I mean, it does -- they take a lot of precautions. There's a lot of money invested in it. It does go to transmission lines. And they're doing it now when the price of natural gas are what?

ERIC BOLLING, CO-HOST: About 2 bucks.

BECKEL: So, in some cases, they are capping off wells because they can't -- it doesn't make it economically feasible.

But having said, that you know, I want to say next week we'll do this, or some time this week, I hope, because I've got some facts. I don't want to bet you now, but the energy, the alternative energy plans of Barack Obama have created hundreds of thousands of jobs and you and I will get to that.

GUTFELD: I can't wait to see that.

BOLLING: That would be great.

(CROSSTALK)

BOLLING: It's a comedy, right?

PERINO: Where? In China?

BOLLING: Can we point something out --

BECKEL: No.

GUILFOYLE: Somebody send us a big gun stuff to Bob. I feel it.

BOLLING: Look what's going on. Finally, there's an energy source we don't depend on anyone else for. We don't even depend on Canada and Mexico for. We are almost perfectly self-sufficient in natural gas, because of technology like fracking. And what happens?

The left says we got to stop fracking. Are you kidding me? This is a technology that works. It provides --

BECKEL: We're importing less energy and oil in this country under Obama than we were under any other president.

GUILFOYLE: Because of fracking.

BOLLING: Because of fracking. And that's the point. Now, all of a sudden, the left, including Hollywood says, well, it's so good.

BECKEL: We're digging oil out of fracking.

BOLLING: Of course, that's why we're importing less, Bob, is because of our explosion of natural gas availability.

BECKEL: So that is good?
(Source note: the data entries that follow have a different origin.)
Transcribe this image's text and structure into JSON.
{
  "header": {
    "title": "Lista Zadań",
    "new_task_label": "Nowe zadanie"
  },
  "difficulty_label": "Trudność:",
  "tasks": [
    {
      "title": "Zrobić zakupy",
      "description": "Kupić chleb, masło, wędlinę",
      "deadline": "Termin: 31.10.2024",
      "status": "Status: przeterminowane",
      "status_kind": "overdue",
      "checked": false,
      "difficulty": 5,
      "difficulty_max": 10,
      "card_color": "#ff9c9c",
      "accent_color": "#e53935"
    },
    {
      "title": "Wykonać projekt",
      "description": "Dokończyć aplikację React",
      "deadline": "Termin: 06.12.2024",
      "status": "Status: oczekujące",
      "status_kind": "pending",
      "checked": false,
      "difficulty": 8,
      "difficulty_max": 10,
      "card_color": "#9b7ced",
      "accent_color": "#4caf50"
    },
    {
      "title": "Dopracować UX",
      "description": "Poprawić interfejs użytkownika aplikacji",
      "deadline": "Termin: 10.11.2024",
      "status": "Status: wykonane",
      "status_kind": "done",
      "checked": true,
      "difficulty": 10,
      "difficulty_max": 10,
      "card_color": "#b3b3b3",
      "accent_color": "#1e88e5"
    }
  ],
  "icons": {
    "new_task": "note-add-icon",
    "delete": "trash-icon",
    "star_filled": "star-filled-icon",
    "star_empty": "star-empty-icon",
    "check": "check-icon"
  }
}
Obama, I mean, he's not against fracking, as far as I know.

BOLLING: Oh, yes, he is.

PERINO: He's certainly not helping and his friends on the left aren't helping him.

The EPA in just the last few months has had -- on three occasions, in Wyoming, Texas and Pennsylvania, admits that claims of water contamination were not based on sound science. The industry has already created 1 million jobs slated for another -- I'm sorry, 1 million jobs in the next 15 years. Plus, amount of tax revenue that it brings in.

Matt Damon is on the wrong track. There's already been a movie about this. It was called "Gasland." Hollywood patted itself on the back and gave it awards but still technology is winning out. And cities -- mayors and governors, people who are entrepreneurs are realizing that this actually could help us reduce our dependence foreign industry.

BECKEL: And if we could do away with taking on top of mountain to get coal. That would be better.

GUTFELD: Mountains are overrated, Bob.

GUILFOYLE: That means less focus on algae, you know, and solar panels. That is the problem.

GUTFELD: Can I just say -- go ahead.

PERINO: Mountain top mining is different from shale.

(CROSSTALK)

BECKEL: The less coal we'd use.

PERINO: I thought we had all of the above energy policy.

BECKEL: Not coal.

GUTFELD: Can I just go after Matt Damon on a far more important point? I enjoy these "Borne Identity" movies but editing turns it into -- it's phony. Whenever they're fighting, you never see who they are hitting. Do you notice this? There's no fighting whatsoever in "Bourne Identity," except a fast editing cuts.

BECKEL: Greg, you got to go to break because nobody understood what you said.

PERINO: I do. And I'm going to go back and check. I avert my eyes during violence anyway.

GUTFELD: When they're fighting, they're not actually fighting. It's just quick edit cuts. And they've taken out all the violence that I love.

GUILFOYLE: You guys are over the Twitter war now. You're back. You complete me.

GUTFELD: No, I want to talk more about film, Bob.